Detailed coverage of invasive species threatening livelihoods and the environment worldwide

Abstract

Microbial activity and diversity in the rhizosphere soil of the invasive species Zizania latifolia in the wetland of Wuchang Lake, China.

Abstract

Information about the consequences of invasive species overgrowing freshwater wetlands is limited. According to remote sensing data, the invasive species Zizania latifolia spreads at an annual rate of 1.78 km2 in the freshwater wetland of Wuchang Lake, China, resulting in wetland loss and degradation due to the overgrowth. This species not only increases soil organic matter, total carbon, total nitrogen, total sulfate, available nitrogen and the C/N ratio in the rhizosphere soil, but also results in increased urease, sucrose and catalase activity, as well as fluorescein diacetate hydrolysis. In this study, we have analysed microbial diversity in rhizosphere soils among different habitat types of Z. latifolia.

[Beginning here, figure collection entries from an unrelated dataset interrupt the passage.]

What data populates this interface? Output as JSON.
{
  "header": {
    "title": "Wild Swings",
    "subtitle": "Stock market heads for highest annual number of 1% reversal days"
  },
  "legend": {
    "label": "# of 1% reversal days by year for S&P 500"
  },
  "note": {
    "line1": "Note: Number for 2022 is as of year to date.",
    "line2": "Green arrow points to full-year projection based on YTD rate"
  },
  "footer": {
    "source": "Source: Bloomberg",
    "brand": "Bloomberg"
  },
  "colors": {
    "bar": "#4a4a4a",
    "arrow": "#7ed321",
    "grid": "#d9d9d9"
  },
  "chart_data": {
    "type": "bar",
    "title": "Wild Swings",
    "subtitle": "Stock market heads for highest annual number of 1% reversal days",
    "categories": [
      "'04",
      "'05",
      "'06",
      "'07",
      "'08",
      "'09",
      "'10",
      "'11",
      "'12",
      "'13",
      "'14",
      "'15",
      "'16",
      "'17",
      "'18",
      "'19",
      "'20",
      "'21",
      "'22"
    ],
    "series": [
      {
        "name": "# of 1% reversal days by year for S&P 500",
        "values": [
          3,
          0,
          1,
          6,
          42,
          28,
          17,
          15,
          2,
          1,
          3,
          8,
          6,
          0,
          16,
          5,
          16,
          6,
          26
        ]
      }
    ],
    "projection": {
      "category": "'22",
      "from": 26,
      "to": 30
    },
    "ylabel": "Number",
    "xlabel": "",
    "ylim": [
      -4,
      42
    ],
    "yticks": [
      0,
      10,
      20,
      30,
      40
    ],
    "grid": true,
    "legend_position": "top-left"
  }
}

Microbial communities in different habitats invaded by Z. latifolia differed considerably at the genus level, although all soil samples were predominated by the phyla Proteobacteria, Acidobacteria and Chloroflexi. The dominant bacterial taxa in the rhizosphere soil from the floating blanket included Acidimicrobiales, Thiomonas, Alicyclobacillus, Acetobacteraceae and Acidocella, whereas those in rhizosphere soils from the lake sludge were Acidobacteria, Anaerolineaceae, Bacteroidetes and Nitrospirae. The bacterial community in the rhizosphere soil differed significantly from that in the non-rhizosphere soil. Z. latifolia potentially creates suitable habitats and provides substrate for a unique set of microbes, further facilitating the succession of this species.